Les dirigeants de l’UE ont franchi une étape importante jeudi 23 octobre pour combler les lacunes militaires de l’Europe, tout en laissant en suspens les questions de gouvernance, de financement et de mise en œuvre, qui devront être réglées dans les prochains mois.
La feuille de route de la commission
L’ampleur du défi est considérable. Les États membres s’attaqueront aux neuf lacunes en matière de capacités identifiées par la Commission, qui vont des munitions, des missiles et de la défense aérienne au cyberespace, à l’IA, aux drones et à la mobilité militaire.
Bruxelles souhaite que ces efforts débouchent sur la mise en place de plusieurs projets « phares » dans le cadre de sa feuille de route pour la préparation de la défense, notamment l’initiative européenne de défense anti-drones (EDDI), la surveillance du flanc est, le bouclier aérien européen et le bouclier spatial européen.
Mais les conclusions du sommet européen de cette semaine s’éloignent de ces objectifs ambitieux puisqu’ils ne citent aucune de ces initiatives. Les dirigeants de l’UE font uniquement référence aux « capacités anti-drones et de défense aérienne », ce qui pourrait désigner les technologies liées aux drones et anti-drones, ainsi que la défense aérienne et antimissile.
Quoi qu’il en soit, cela ne couvre que deux des neuf objectifs, dans des termes suffisamment larges pour laisser aux capitales une marge de manœuvre pour redéfinir leurs priorités.
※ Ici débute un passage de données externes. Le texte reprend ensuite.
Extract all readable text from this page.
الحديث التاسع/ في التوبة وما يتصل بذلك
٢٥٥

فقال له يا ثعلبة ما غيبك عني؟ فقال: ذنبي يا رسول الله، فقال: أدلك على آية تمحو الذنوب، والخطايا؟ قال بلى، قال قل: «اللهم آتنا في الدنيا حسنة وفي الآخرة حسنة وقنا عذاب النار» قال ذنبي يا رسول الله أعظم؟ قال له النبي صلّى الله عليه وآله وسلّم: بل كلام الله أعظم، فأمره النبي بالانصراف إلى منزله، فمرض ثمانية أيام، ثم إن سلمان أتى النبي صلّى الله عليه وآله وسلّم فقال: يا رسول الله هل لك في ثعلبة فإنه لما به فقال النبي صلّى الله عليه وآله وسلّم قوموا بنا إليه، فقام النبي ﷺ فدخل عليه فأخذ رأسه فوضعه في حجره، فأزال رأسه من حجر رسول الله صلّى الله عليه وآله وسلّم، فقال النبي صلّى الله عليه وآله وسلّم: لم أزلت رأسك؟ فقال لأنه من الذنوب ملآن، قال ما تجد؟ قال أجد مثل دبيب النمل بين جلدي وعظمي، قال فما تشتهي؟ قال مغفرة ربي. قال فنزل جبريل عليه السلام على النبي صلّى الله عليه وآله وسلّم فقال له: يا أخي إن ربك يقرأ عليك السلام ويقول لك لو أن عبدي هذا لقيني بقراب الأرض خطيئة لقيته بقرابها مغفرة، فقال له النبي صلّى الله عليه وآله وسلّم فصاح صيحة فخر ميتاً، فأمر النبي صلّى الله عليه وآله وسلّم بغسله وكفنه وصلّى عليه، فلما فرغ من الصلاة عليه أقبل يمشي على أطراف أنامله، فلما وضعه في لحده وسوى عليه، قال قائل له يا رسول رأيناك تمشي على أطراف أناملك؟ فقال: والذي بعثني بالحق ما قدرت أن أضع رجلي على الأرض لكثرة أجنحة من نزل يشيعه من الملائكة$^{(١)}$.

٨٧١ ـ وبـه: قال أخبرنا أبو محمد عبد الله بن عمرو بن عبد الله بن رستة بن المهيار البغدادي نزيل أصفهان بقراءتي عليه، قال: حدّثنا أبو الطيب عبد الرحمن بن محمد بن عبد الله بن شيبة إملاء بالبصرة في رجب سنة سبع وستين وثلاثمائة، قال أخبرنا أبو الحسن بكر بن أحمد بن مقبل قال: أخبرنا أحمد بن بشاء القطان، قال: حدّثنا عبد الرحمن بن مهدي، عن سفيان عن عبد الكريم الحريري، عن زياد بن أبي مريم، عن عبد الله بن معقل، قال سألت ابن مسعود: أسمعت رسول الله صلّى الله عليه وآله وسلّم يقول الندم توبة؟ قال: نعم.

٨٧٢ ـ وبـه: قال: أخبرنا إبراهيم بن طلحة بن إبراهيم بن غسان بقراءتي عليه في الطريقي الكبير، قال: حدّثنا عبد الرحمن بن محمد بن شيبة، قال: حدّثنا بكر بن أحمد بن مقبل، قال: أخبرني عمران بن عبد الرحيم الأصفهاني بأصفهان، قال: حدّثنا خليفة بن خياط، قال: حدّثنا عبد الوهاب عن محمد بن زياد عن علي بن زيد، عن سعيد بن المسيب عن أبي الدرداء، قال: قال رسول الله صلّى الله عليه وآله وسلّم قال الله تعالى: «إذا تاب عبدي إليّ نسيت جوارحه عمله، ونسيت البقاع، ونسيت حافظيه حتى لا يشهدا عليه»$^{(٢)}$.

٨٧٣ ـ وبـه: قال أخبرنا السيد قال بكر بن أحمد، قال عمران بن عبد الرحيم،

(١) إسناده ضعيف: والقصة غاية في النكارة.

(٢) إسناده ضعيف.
L’ambitieuse feuille de route de la Commission en matière de préparation à la défense définit une série d’étapes et de calendriers, mais seules deux échéances ont été inscrites à l’ordre du jour des dirigeants de l’UE : finaliser les coalitions d’ici la fin de l’année et lancer des « projets concrets » au cours du premier semestre 2026.
Des projets à inventer
La nature de ces projets reste floue, et les capitales ont désormais moins de six mois pour mettre en place des groupes avec des responsables — ou des co-responsables — et décider où investir exactement.
Pour António Costa, président du Conseil européen, cela constitue déjà un progrès. « Nous avons défini nos capacités prioritaires », a-t-il déclaré, ajoutant qu’elles « commenceront » par les drones, la défense aérienne et le flanc est.
Jusqu’à présent, les Pays-Bas et la Lettonie souhaitent diriger la coalition sur les drones (EDDI).
L’Allemagne s’intéresse quant à elle à la défense aérienne et antimissile, au combat terrestre et à la défense maritime. La France vise à diriger ou à rejoindre cinq coalitions, notamment dans les domaines de la défense aérienne, de l’artillerie et de l’espace, selon les informations recueillies par Euractiv.
Pour les dirigeants de l’UE, la mise en œuvre et la supervision restent entre leurs mains. Le président français Emmanuel Macron a déclaré jeudi que c’était leur travail, conformément aux traités de l’UE.
Pour soutenir ce processus, ils ont chargé l’Agence européenne de défense, une agence intergouvernementale, d’aider à mettre en œuvre la feuille de route et de présenter un rapport annuel pour suivre les progrès réalisés, selon les conclusions du sommet.
La Commission, quant à elle, s’est posée en « facilitatrice », offrant une assistance technique et des conseils pour aligner les initiatives des capitales sur les financements existants de l’UE, notamment les 150 milliards d’euros de prêts Security Action For Europe (SAFE) et le programme européen pour l’industrie de la défense (EDIP) de 1,5 milliard d’euros.
Le chancelier allemand Friedrich Merz a déclaré que l’UE pouvait renforcer les défenses de l’Europe « dans les domaines où elle dispose de ses propres compétences », citant la nécessité d’accélérer la planification de la production et les procédures d’approbation.
António Costa a salué les discussions sur la défense lors du sommet comme un « élément déterminant » pour la souveraineté de l’Europe, même si, pour l’instant, la structure reste largement à l’état de projet.